Un giornalista russo, Dmitry Shakhov, ci aveva parlato durante il torneo di Mosca dello scorso anno e quando poche settimane fa la tedesca trionfava proprio nella capitale russa lui stesso riprese quell’intervista commentando: “non avrei saputo fare profezia migliore”. I dati sono incredibili. A 29 anni Goerges si è inventata la miglior stagione della carriera: 5 finali, 2 trofei, il rientro in top-20 dopo 4 anni e in top-15 dopo 5. È lei la nuova campionessa del WTA Elite Trophy di Zhuhai, il “masterino” che chiude definitivamente la stagione femminile, e con i 700 punti ottenuti volerà da lunedì al numero 14 del ranking mondiale, posizione che equivale al suo nuovo best ranking, 5 anni dopo Indian Wells 2012.
Questa condizione fisica rivelatasi a tratti devastante, con l’andare avanti delle settimane, è cominciata a Maiorca dove conquistò la prima finale del 2017. Veniva da un Roland Garros deludente, dove la sconfitta per 13-11 al terzo set contro Madison Brengle fu veramente difficile da digerire. Eppure non molto tempo dopo cominciò ad infilare una serie di ottime prestazioni nei tornei minori, ma finale dopo finale si sentiva sempre più vicina a quel titolo che le sfuggiva da aprile 2011 (Stoccarda). A Bucharest perse contro Irina Camelia Begu, a Washington servì per il match ma venne sconfitta al terzo contro Ekaterina Makarova. Poi fine ottobre, il cemento indoor in Russia, un nuovo cammino senza difetti fino alla finale, dominata contro Daria Kasatkina, e a quell’esultanza così emozionante, con il cuore in gola sull’occhio di falco chiesto dall’avversaria e l’incapacità di manifestare un vero gesto di gioia tanto erano grandi (e importanti) le mille sensazioni che provava in quel momento (il video parte già dal match point).
A Zhuhai la magia è continuata e Julia è stata devastante per tutta la settimana. Zero set ceduti, molti parziali dominati. 6-1 a Magdalena Rybarikova, 6-2 a Kristina Mladenovic, doppio 6-3 ad Anastasija Sevastova in semifinale, 6-1 a CoCo Vandeweghe nell’ultimo set del suo torneo. Un numero enorme di vincenti, un gioco che non poteva essere fermato. I picchi erano pochi, perché la media del suo tennis era molto, molto più alta del solito. La stessa statunitense, arrivata alla finale dopo un’ottima settimana, ha dovuto cedere di netto dopo aver provato a fare una corsa di testa nel primo parziale. Sul 5-3, però, non ha saputo chiudere il parziale anche grazie ad una maggiore efficacia della rivale che nel complesso, dal 5-2, ha conquistato 11 dei successivi 12 game, chiudendo con una risposta incrociata di dritto fulminea.

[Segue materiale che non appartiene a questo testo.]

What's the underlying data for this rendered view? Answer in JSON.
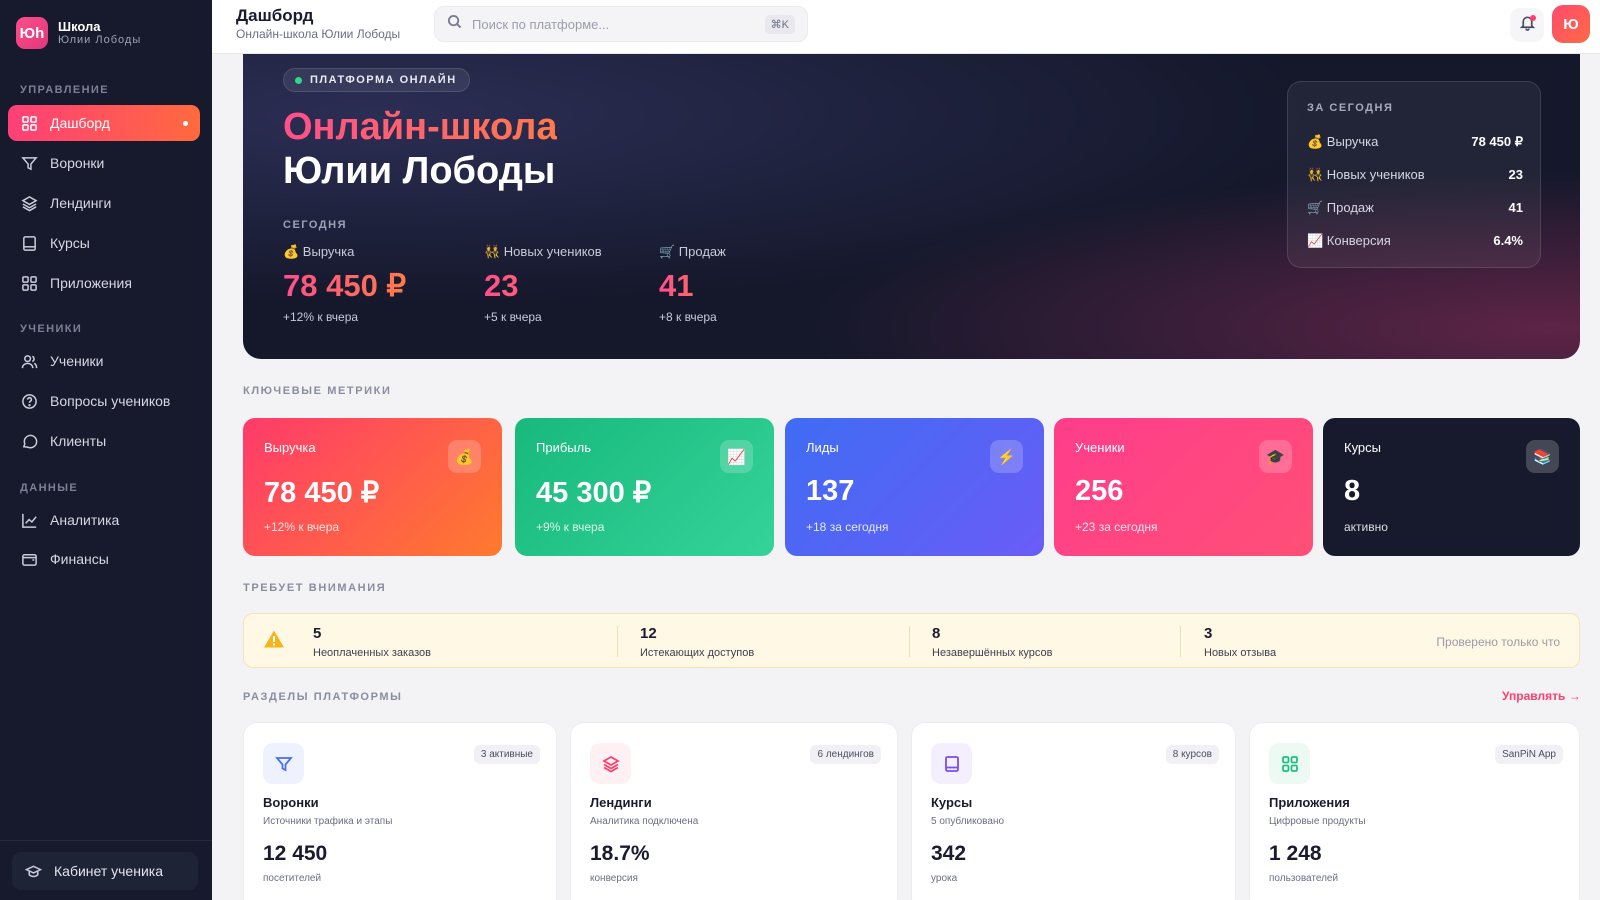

Bella, per quanto diversa, anche questa esultanza. Rispetto a Mosca era sparita la sensazione di ansia per mettere le mani su un trofeo del circuito maggiore, ma ora c’era spazio per l’incredulità di aver conquistato a pieno merito uno dei trofei più importanti della sua carriera. Peccato, probabilmente, che da adesso cominceranno due mesi di pausa. Come è possibile fermarsi proprio quando il bello è appena cominciato?